Фрагмент «Явления Христа народу» Александра Иванова. Третьяковская галерея
Портрет Соловьева, воссоздаваемый в мемуарах, сочетает несколько образов: Христа, нигилиста и декадента. Длинные волосы, изначально символизировавшие принадлежность Соловьева к нигилистам, быстро приобрели другой смысл — иконографической фигуры поэта и Христа. В этой «смене вех» внешний образ Соловьева воспринимается как телесный палимпсест, характерная метафора, совмещающая материализм шестидесятых и духовное возрождение конца века. Так, друг Л. Н. Толстого, Н. В. Давыдов, пишет, что Соловьев напоминал Иоанна Крестителя с полотна Александра Иванова[28]. Племянник Алексея Толстого Д. М. Цертелев утверждал, что портрет Соловьева был иконой для его маленькой дочери: «Дочке моей, когда ей было два года, достаточно было увидеть портрет Соловьева, чтобы потянуться к нему, как к образу, желая приложиться; при этом она с благоговением произносила: “Бог”»[29]. Мальчишки на улице часто называли его «боженькой» или «батюшкой».
Хотя описания Соловьева подчеркивают его сходство с Христом, они в то же время создают гибридный декадентский образ. В стилизованном словесном портрете М. Д. Муретов, профессор Московской богословской академии, изображает его андрогином с звериными чертами, в то же время напоминающим труп: «Черные длинные волосы наподобие конского хвоста или лошадиной гривы. Лицо <…> женственно — юношеское, бледное, с синеватым отливом, и большие очень темные глаза с ярко очерченными черными бровями, но без жизни и выражения, какие?то стоячие, не моргающие, устремленные куда?то вдаль. Сухая, тонкая, длинная и бледная шея. Такая же тонкая и длинная спина. Длинные тонкие руки с бледно — мертвенными, вялыми и тоже длинными пальцами <…> Наконец, длинные ноги в узких и потертых черных суконных брюках… Нечто длинное, тонкое, темное, в себе замкнутое и, пожалуй, загадочное…»[30]

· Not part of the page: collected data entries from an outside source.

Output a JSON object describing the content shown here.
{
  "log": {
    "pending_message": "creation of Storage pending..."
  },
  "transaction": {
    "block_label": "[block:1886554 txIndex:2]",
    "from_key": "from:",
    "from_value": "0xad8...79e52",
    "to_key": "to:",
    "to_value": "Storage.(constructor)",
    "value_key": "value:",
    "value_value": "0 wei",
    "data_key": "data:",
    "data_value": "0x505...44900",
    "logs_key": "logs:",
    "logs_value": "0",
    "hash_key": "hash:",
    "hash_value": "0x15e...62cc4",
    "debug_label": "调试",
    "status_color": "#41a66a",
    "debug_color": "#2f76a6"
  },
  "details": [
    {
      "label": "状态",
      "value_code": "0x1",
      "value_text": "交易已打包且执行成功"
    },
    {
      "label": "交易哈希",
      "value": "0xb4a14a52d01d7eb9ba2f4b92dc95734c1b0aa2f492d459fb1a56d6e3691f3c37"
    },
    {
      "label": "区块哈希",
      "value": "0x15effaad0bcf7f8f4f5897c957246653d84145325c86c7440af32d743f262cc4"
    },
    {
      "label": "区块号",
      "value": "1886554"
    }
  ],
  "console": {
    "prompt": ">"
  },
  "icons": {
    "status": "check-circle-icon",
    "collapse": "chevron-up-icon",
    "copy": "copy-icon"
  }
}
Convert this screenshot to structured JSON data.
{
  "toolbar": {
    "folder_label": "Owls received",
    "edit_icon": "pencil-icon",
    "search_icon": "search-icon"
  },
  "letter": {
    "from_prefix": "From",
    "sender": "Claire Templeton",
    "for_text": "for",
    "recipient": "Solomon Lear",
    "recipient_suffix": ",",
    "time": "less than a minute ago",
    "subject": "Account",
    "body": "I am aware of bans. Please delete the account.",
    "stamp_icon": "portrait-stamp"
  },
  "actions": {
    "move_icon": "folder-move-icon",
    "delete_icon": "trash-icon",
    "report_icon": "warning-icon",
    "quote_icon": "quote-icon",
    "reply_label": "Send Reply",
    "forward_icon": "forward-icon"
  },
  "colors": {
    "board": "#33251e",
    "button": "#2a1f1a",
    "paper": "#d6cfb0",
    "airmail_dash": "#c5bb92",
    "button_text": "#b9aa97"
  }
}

В контексте декаданса портрет представляет собой типичный декадентский гибрид — со звериной головой (лошадиная грива обрамляет бледное девичье лицо) и анемичным, чрезмерно удлиненным, похожим на труп телом. Он в некотором смысле напоминает внешность дез Эссента, культового литературного героя европейского декадентства, персонажа программного декадентского романа Жориса — Карла Гюисманса «Наоборот» («A rebours», 1884). Дез Эссент — последний обломок древнего рода, деградация которого проявлялась в мужчинах, «все более утрачивавших мужественность». Дез Эссент похож на одного из предков на семейных портретах, сохранившихся в замке Лурп — бледного, с вытянутым лицом, румянами на щеках и худой накрашенной шеей. Сам он «хрупкий <…> анемичный и нервный, с холодными бледно — голубыми глазами, впалыми щеками <…> и руками сухими и безжизненными»[31]. Я ни в коей мере не утверждаю, что Муретов подразумевает, что Соловьев был затронут вырождением; однако в созданном им портрете эксцентричного философа присутствуют (скорее всего, непреднамеренно) некоторые стандартные физические «стигматы», делающие внешность Соловьева характерно декадентской. Трубецкой утверждает, что известный доктор Боткин диагностировал у него «общую иннервацию» (симптом вырождения) задолго до смерти и «поставил условием здоровья женитьбу»[32]. При этом, как пишет Е. Н. Боратынская, «у Соловьева <было> какое?то нездоровое отношение к деторождению. Беременная женщина производила на него неприятное впечатление»[33].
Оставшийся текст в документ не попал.